Produkt strukturyzowany skonstruowany jest w taki sposób, że np. 80 proc. środków jest inwestowane w obligacje lub lokaty bankowe, a za pozostałą część kupuje się opcje, które pozwalają kilkakrotnie pomnożyć kapitał, o ile zostaną spełnione określone warunki (np. wzrost wybranego indeksu giełdowego). Ewentualne straty z opcji są rekompensowane przez zysk z bezpiecznej inwestycji. Dlatego na koniec wyznaczonego okresu (np. trzy – cztery lata) w najgorszym razie klient otrzymuje zwrot zainwestowanego kapitału. Jego realna wartość jest niestety niższa o inflację. Mankamentem tego typu produktów jest konieczność zamrożenia środków na kilka lat.
Dochód z produktu strukturyzowanego jest zwykle limitowany. Na przykład mając lokatę „Indeks na Zysk” Banku Pekao, inwestor może osiągnąć zysk wynoszący maksymalnie 60 – 80 proc. wzrostu indeksu S&P500 (500 największych amerykańskich spółek giełdowych). Dodatkowo górna granica wzrostu tego indeksu została ustalona na poziomie 135 proc. Oznacza to, że jeśli wartość indeksu zwiększy się o więcej niż 35 proc., to i tak inwestor więcej nie zarobi. Takie ograniczenia to koszt bezpieczeństwa inwestycji.

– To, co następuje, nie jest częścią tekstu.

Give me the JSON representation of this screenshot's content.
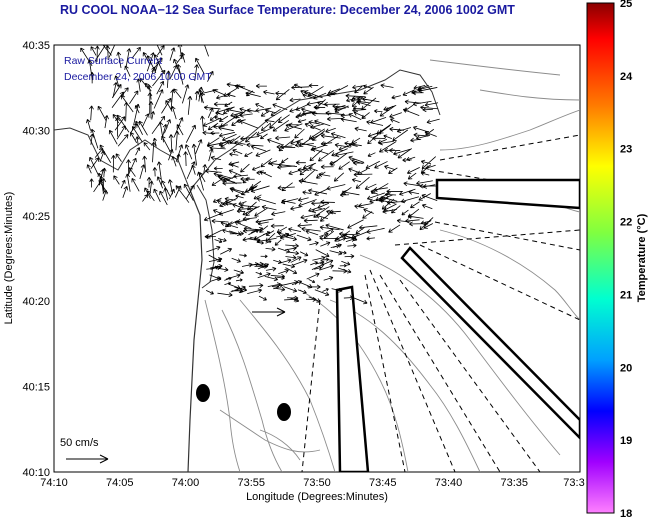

Ostatnio pojawiły się produkty bazujące na wzroście WIG20 (m. in. Inwestycyjna Lokata Terminowa ING Banku Śląskiego, Lokata Inwestycyjna Citi). Może to oznaczać, że eksperci przewidują zbliżający się schyłek bessy.
Najzamożniejszym klientom (zwykle od 1 mln euro) banki proponują stworzenie produktów „szytych na miarę”. Są to np. obligacje strukturyzowane udostępniane w ramach oferty prywatnej.